Rincian luasan terbakar, antara lain, di Kabupaten Mempawah 157 hektar, Sambas 139,7 hektar, Kubu Raya 101,7 hektar, Ketapang 17,1 hektar, Kayong Utara 14,578 hektar, Sanggau 3,5 hektar, Melawi 1 hektar, dan Kota Singkawang 1 hektar. Sedangkan beberapa wilayah lainnya masih dalam proses pendataan.
“Pada pembaruan hari ini terdapat penambahan luasan terbakar 124,779 hektar. Tidak ada korban jiwa dalam kejadian ini, dan penyebab kebakaran masih dalam proses penyelidikan oleh pihak berwenang,” ungkapnya.
Guna percepatan penanganan, sejumlah pemerintah daerah telah menetapkan status siaga darurat, antara lain, Kabupaten Ketapang (15 Januari–15 April 2026), Kabupaten Kubu Raya (15 Januari–31 Desember 2026), Kabupaten Sambas (19 Januari–31 April 2026), dan Kabupaten Mempawah (28 Januari–31 Desember 2026).

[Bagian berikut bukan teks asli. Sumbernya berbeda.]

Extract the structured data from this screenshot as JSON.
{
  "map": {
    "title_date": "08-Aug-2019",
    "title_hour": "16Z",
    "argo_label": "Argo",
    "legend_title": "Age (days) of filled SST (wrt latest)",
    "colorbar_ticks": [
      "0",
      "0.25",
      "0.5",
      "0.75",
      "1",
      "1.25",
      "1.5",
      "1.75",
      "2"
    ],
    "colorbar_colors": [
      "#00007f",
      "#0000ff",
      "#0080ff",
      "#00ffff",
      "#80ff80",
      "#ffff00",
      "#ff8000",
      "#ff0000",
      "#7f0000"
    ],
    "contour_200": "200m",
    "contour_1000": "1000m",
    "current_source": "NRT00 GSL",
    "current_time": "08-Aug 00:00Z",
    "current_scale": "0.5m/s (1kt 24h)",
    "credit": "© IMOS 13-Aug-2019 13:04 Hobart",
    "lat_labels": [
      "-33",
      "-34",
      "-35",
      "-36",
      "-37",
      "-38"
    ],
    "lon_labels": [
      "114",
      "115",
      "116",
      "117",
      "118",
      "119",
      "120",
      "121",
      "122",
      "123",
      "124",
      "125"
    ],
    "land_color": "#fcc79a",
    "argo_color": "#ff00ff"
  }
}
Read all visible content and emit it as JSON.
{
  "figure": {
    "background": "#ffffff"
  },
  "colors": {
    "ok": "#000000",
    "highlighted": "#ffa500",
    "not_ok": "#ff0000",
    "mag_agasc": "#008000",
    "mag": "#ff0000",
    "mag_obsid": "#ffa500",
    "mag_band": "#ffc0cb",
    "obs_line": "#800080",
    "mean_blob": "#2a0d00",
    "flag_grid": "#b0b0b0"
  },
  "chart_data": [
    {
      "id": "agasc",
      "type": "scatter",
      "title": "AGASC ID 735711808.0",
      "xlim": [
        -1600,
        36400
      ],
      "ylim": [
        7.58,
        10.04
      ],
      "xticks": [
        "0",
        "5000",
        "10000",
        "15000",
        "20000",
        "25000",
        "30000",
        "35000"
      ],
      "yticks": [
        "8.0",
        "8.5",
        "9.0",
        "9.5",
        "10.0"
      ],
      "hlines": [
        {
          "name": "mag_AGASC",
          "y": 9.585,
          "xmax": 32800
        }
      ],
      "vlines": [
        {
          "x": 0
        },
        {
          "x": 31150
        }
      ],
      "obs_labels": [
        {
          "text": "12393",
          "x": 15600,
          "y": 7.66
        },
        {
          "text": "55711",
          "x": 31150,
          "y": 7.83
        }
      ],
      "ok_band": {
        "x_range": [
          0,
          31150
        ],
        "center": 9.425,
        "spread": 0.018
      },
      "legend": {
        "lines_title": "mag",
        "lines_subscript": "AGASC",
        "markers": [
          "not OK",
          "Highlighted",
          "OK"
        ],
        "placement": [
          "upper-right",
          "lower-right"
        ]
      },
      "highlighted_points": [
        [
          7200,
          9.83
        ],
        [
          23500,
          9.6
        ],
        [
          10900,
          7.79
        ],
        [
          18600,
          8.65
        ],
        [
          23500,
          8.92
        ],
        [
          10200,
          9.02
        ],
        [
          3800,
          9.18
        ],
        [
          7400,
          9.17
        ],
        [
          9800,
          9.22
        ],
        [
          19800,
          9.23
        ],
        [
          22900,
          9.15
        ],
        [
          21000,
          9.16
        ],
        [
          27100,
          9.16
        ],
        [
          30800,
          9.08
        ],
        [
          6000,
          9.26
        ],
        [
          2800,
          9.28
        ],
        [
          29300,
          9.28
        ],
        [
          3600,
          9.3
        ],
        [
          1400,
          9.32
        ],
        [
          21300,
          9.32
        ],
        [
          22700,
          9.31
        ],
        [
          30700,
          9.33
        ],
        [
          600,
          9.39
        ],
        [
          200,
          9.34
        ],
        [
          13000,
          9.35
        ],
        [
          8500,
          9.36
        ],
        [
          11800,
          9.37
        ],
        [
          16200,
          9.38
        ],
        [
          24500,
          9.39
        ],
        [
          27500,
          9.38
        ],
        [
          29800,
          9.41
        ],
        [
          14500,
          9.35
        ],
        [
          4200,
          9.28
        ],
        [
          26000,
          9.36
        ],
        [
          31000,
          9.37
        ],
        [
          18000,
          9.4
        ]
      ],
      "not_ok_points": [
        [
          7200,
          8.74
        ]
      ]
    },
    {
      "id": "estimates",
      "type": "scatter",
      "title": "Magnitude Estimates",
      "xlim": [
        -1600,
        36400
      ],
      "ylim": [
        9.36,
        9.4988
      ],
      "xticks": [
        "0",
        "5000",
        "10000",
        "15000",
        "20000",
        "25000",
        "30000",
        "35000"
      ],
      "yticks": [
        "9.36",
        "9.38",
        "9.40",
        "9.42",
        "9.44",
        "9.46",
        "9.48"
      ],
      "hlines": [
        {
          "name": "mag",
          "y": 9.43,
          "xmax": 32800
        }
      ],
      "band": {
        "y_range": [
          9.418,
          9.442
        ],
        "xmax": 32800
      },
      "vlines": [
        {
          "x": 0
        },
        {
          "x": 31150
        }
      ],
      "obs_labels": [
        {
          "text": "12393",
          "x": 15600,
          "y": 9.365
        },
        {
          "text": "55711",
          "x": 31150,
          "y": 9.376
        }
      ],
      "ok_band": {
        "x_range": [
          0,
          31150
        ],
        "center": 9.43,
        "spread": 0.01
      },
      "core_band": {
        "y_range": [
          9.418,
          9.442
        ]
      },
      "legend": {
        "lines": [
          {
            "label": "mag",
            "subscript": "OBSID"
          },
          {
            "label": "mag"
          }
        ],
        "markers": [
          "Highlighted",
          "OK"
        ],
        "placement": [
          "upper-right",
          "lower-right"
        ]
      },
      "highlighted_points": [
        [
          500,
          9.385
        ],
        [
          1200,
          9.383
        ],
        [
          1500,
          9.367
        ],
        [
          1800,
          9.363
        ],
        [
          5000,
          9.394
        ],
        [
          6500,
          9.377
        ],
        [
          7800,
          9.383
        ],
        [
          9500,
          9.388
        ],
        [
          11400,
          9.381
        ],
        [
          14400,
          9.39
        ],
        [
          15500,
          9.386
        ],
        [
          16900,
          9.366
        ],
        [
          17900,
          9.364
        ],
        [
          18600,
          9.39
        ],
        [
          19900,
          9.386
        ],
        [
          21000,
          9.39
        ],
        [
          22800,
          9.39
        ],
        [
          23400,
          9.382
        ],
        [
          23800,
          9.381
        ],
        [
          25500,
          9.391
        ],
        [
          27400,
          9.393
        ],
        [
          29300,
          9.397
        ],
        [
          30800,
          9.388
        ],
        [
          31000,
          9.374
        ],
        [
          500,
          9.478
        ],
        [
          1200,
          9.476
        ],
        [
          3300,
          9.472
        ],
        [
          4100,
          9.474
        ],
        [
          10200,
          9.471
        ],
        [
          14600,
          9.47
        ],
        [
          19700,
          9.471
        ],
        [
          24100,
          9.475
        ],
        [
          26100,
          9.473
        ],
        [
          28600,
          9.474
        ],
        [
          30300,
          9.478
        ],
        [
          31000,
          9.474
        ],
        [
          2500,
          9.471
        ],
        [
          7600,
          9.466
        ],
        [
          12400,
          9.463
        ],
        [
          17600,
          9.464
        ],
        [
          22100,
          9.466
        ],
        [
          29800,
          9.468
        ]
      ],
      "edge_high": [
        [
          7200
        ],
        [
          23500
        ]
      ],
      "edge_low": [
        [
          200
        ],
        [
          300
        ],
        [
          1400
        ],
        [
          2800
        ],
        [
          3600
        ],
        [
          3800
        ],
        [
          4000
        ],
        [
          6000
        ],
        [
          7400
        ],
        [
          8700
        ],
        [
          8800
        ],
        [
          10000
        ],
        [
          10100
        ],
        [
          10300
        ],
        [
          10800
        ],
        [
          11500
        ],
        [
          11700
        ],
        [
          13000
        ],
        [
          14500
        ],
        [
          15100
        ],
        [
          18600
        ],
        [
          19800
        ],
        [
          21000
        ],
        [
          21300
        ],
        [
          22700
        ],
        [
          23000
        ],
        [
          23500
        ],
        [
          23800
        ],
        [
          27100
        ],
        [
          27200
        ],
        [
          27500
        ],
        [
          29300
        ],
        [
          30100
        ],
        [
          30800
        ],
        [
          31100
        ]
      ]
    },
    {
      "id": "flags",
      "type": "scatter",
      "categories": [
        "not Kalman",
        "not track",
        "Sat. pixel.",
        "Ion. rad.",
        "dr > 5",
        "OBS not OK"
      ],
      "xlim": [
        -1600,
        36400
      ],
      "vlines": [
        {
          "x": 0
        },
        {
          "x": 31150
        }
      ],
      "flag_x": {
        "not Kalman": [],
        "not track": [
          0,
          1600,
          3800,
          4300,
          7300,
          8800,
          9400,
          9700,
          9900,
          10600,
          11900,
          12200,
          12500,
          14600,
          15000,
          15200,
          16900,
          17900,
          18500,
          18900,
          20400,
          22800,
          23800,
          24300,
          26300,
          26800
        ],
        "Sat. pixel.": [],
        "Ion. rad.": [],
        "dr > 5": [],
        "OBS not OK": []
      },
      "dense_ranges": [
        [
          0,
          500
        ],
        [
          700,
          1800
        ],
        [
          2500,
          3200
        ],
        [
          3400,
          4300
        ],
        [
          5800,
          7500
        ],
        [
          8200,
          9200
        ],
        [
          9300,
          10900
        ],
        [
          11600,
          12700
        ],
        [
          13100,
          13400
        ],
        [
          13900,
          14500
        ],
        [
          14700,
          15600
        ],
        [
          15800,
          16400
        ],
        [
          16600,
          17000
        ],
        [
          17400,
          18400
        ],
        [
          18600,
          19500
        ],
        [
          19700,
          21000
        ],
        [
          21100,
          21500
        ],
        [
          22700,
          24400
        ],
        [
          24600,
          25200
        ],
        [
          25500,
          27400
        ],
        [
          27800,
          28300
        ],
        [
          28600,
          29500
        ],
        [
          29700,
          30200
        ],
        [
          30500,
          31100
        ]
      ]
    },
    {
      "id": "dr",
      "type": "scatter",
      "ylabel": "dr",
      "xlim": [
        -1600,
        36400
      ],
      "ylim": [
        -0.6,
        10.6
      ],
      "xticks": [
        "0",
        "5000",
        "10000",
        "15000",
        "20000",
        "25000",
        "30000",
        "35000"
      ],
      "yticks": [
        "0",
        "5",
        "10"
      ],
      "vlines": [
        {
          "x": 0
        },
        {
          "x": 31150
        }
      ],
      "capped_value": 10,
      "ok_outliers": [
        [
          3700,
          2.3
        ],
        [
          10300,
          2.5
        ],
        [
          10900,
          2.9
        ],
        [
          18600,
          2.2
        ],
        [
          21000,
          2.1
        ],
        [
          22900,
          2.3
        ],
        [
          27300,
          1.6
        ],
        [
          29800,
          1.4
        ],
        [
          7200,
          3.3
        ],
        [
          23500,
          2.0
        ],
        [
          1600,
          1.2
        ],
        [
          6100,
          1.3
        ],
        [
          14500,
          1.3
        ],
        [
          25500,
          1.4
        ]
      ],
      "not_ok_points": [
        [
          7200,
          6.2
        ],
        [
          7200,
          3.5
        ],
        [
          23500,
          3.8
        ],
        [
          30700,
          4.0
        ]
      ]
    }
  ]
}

BNPB bersama pemerintah daerah terus memperkuat langkah-langkah pengendalian, termasuk pemadaman darat, patroli terpadu, serta koordinasi dukungan udara.
Untuk lebih mengoptimalkan operasi penanganan karhutla, sambung Abdul Muhari, BNPB bakal mengerahkan dukungan penanganan udara dengan water bombing, patroli udara termasuk pesawat nirawak untuk pemantauan dan pendataan titik api.